The proposed development site is owned by Taylor Wimpey and comprises land fronting North Street in Barming. The site covers an area of approximately 1.5 hectares which comprises two parcels of land either side of existing properties at 35-43 North Street.
Maidstone Borough Council is currently producing a new Local Plan, which will include a number of housing allocations. The proposed development site is one such allocation within the draft Local Plan, which was gone through several rounds of public consultation.
The site is included within the draft Local Plan for a total of 35 homes and our permitted development reflects this emerging policy. The homes have been designed to respond positively to the character and appearance of the local area, and take into account listed buildings nearby. They also provide 30% as affordable housing (these will be a mix of rental and shared ownership properties).
Taylor Wimpey also owns land at Bell Farm to the West of the proposed development site. However, there are no plans to bring forward a planning application to develop this site at present. Should any proposals come forward at a later date, these would be subject to the same form of consultation.
Before we start designing a new scheme, we complete an assessment of the site and the surrounding area as they are at the moment. We record those features we will need to take into account in our design. All of the relevant considerations, whether they fix the way our scheme will have to be designed or give us a real opportunity to make the most of a particular feature, are shown here.
This plan shows how our proposed development considers the key features of the site and its surroundings.
Flood risk and drainage
The proposed development site is located in Flood Zone 1, which means it is at a low risk of flooding from rivers and other watercourses. Sustainable Drainage Systems (SuDS) will be used. This will include the use of private soakaways for domestic drainage with permeable paving for private drives. Public highways will be drained by adopted soakaways. These will ensure that surface water run-off from the development will be no greater than current greenfield (undeveloped land) rates and will not increase the risk of flooding on site or elsewhere.
The site consists of the eastern ends of two fields of commercial arable land separated by closely trimmed Italian and grey alder shelterbelts, with narrow field margins. Overall, it is considered to be of low ecological value with no significant existing habitat. Protected species surveys were undertaken for birds, bats and the hedges and trees have been carefully assessed.
Creation and enhancement of the habitats through additional native hedgerow planting and wildflower meadow pockets on the edges of the proposed development would increase the wildlife opportunities, benefiting widespread animal species such as small mammals, including hedgehogs, reptiles and birds. New trees will be incorporated where appropriate and where mature trees exist, they will be retained for their ecological and landscape value.
Landscape and Visual Appraisal
The site is closely related to the existing housing area along North Street and comprises a narrow strip of land alongside the existing edge of the settlement. In landscape terms it is extremely well contained in views from the wider countryside, by a combination of the vegetation at the site boundaries and the numerous shelter belts which are a feature of the adjoining landscape.
There are a number of established hedgerow features which extend alongside the frontage with North Road. Where possible these can be retained within the layout. The approved development retains the existing hedge along the boundary of the main part of the site and North Street up to the existing field gate opposite the Red Start Pub.
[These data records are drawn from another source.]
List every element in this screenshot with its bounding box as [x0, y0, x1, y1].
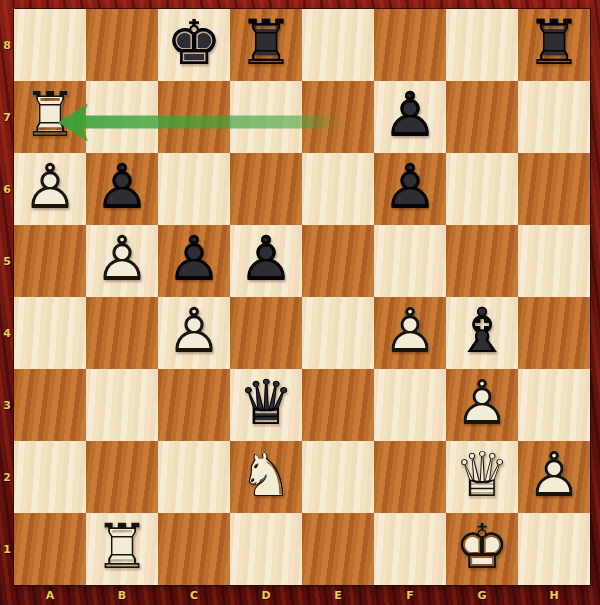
- white-rook: ♜♖: [14, 81, 86, 153]
- square-b1[interactable]: ♜♖: [86, 513, 158, 585]
- square-g4[interactable]: ♝♗: [446, 297, 518, 369]
- square-b8[interactable]: [86, 9, 158, 81]
- black-pawn: ♟♙: [374, 81, 446, 153]
- black-pawn: ♟♙: [230, 225, 302, 297]
- rank-labels: 87654321: [0, 9, 14, 585]
- square-g2[interactable]: ♛♕: [446, 441, 518, 513]
- square-b4[interactable]: [86, 297, 158, 369]
- square-g8[interactable]: [446, 9, 518, 81]
- square-g3[interactable]: ♟♙: [446, 369, 518, 441]
- square-h6[interactable]: [518, 153, 590, 225]
- square-b7[interactable]: [86, 81, 158, 153]
- file-label-d: D: [230, 585, 302, 605]
- file-label-c: C: [158, 585, 230, 605]
- black-king: ♚♔: [158, 9, 230, 81]
- square-d2[interactable]: ♞♘: [230, 441, 302, 513]
- white-king: ♚♔: [446, 513, 518, 585]
- square-h4[interactable]: [518, 297, 590, 369]
- rank-label-6: 6: [0, 153, 14, 225]
- square-d5[interactable]: ♟♙: [230, 225, 302, 297]
- square-e4[interactable]: [302, 297, 374, 369]
- white-pawn: ♟♙: [14, 153, 86, 225]
- square-f5[interactable]: [374, 225, 446, 297]
- square-a4[interactable]: [14, 297, 86, 369]
- square-e3[interactable]: [302, 369, 374, 441]
- square-e2[interactable]: [302, 441, 374, 513]
- square-h1[interactable]: [518, 513, 590, 585]
- square-c5[interactable]: ♟♙: [158, 225, 230, 297]
- square-d1[interactable]: [230, 513, 302, 585]
- square-f8[interactable]: [374, 9, 446, 81]
- rank-label-4: 4: [0, 297, 14, 369]
- square-h8[interactable]: ♜♖: [518, 9, 590, 81]
- square-a3[interactable]: [14, 369, 86, 441]
- black-pawn: ♟♙: [158, 225, 230, 297]
- white-pawn: ♟♙: [374, 297, 446, 369]
- file-label-h: H: [518, 585, 590, 605]
- black-rook: ♜♖: [230, 9, 302, 81]
- square-g6[interactable]: [446, 153, 518, 225]
- square-f6[interactable]: ♟♙: [374, 153, 446, 225]
- square-c1[interactable]: [158, 513, 230, 585]
- square-e7[interactable]: [302, 81, 374, 153]
- square-c3[interactable]: [158, 369, 230, 441]
- square-f4[interactable]: ♟♙: [374, 297, 446, 369]
- black-bishop: ♝♗: [446, 297, 518, 369]
- white-pawn: ♟♙: [86, 225, 158, 297]
- square-a6[interactable]: ♟♙: [14, 153, 86, 225]
- square-d8[interactable]: ♜♖: [230, 9, 302, 81]
- rank-label-1: 1: [0, 513, 14, 585]
- square-e6[interactable]: [302, 153, 374, 225]
- square-c7[interactable]: [158, 81, 230, 153]
- square-g5[interactable]: [446, 225, 518, 297]
- file-labels: ABCDEFGH: [14, 585, 590, 605]
- rank-label-5: 5: [0, 225, 14, 297]
- square-f3[interactable]: [374, 369, 446, 441]
- square-h7[interactable]: [518, 81, 590, 153]
- square-g1[interactable]: ♚♔: [446, 513, 518, 585]
- black-queen: ♛♕: [230, 369, 302, 441]
- white-pawn: ♟♙: [158, 297, 230, 369]
- square-e8[interactable]: [302, 9, 374, 81]
- black-rook: ♜♖: [518, 9, 590, 81]
- white-knight: ♞♘: [230, 441, 302, 513]
- square-a8[interactable]: [14, 9, 86, 81]
- square-h2[interactable]: ♟♙: [518, 441, 590, 513]
- square-b2[interactable]: [86, 441, 158, 513]
- square-g7[interactable]: [446, 81, 518, 153]
- white-pawn: ♟♙: [446, 369, 518, 441]
- square-f1[interactable]: [374, 513, 446, 585]
- black-pawn: ♟♙: [86, 153, 158, 225]
- square-c2[interactable]: [158, 441, 230, 513]
- square-d3[interactable]: ♛♕: [230, 369, 302, 441]
- rank-label-3: 3: [0, 369, 14, 441]
- square-b5[interactable]: ♟♙: [86, 225, 158, 297]
- board: ♚♔♜♖♜♖♜♖♟♙♟♙♟♙♟♙♟♙♟♙♟♙♟♙♟♙♝♗♛♕♟♙♞♘♛♕♟♙♜♖…: [14, 9, 590, 585]
- rank-label-8: 8: [0, 9, 14, 81]
- white-queen: ♛♕: [446, 441, 518, 513]
- file-label-e: E: [302, 585, 374, 605]
- square-a1[interactable]: [14, 513, 86, 585]
- square-e1[interactable]: [302, 513, 374, 585]
- square-f2[interactable]: [374, 441, 446, 513]
- rank-label-7: 7: [0, 81, 14, 153]
- rank-label-2: 2: [0, 441, 14, 513]
- white-pawn: ♟♙: [518, 441, 590, 513]
- square-h3[interactable]: [518, 369, 590, 441]
- white-rook: ♜♖: [86, 513, 158, 585]
- square-d4[interactable]: [230, 297, 302, 369]
- file-label-a: A: [14, 585, 86, 605]
- square-a5[interactable]: [14, 225, 86, 297]
- file-label-g: G: [446, 585, 518, 605]
- square-a7[interactable]: ♜♖: [14, 81, 86, 153]
- square-d6[interactable]: [230, 153, 302, 225]
- file-label-f: F: [374, 585, 446, 605]
- square-a2[interactable]: [14, 441, 86, 513]
- chessboard-frame: 87654321 ♚♔♜♖♜♖♜♖♟♙♟♙♟♙♟♙♟♙♟♙♟♙♟♙♟♙♝♗♛♕♟…: [0, 0, 600, 605]
- file-label-b: B: [86, 585, 158, 605]
- square-c6[interactable]: [158, 153, 230, 225]
- black-pawn: ♟♙: [374, 153, 446, 225]
- square-e5[interactable]: [302, 225, 374, 297]
- square-b6[interactable]: ♟♙: [86, 153, 158, 225]
- square-h5[interactable]: [518, 225, 590, 297]
- square-d7[interactable]: [230, 81, 302, 153]
- square-c4[interactable]: ♟♙: [158, 297, 230, 369]
- square-b3[interactable]: [86, 369, 158, 441]
- square-f7[interactable]: ♟♙: [374, 81, 446, 153]
- square-c8[interactable]: ♚♔: [158, 9, 230, 81]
Vehicle, cycle and pedestrian access to the development is proposed to be taken from North Street at two locations one serving each of the land parcels which are separately accessed. These accesses take the form of simple priority junctions which will provide sufficient capacity for the proposed development and have been subject to highway safety audits.
A pedestrian access is approved at the southern end of the larger parcel of land that will allow pedestrians to walk within the site between this point and the site entrance rather than on North Street if they want.
A shared space carriageway on North Street in the vicinity of Apple Tree Close and Bell Farm Gardens forms part of the approved scheme.
The development will provide sufficient car parking to accommodate the demand anticipated to arise and to ensure that car parking will not ‘overspill’ on to surrounding streets. Garages are also proposed on a majority of the homes. Given the location and Kent County Council’s guidance on car parking, smaller houses (1 and 2 beds) will have a minimum of one space each,
with larger houses generally having two spaces each. Additional parking will be designed to accommodate visitor demand, generally through formalised on-street provision.
The traffic impact of the proposed development has been assessed in a Transport Assessment that was prepared to evaluate the impact of the development on the local transport network and submitted as part of the planning application. Traffic impact has been considered by Kent County Council in detail as part of the planning application determination.
The proposed development site is in an accessible location, with good access to local schools and facilities, including local shops. Barming Primary School is less than a 750m-walk from the site, while secondary schools are located within 2km. Local convenience shopping is available both to the south in Tonbridge Road and to the east in Beverley Road.
A bus service currently operates in North Street, providing sustainable access to destinations further afield. However, key high-frequency services can be accessed to the south, in Tonbridge Road.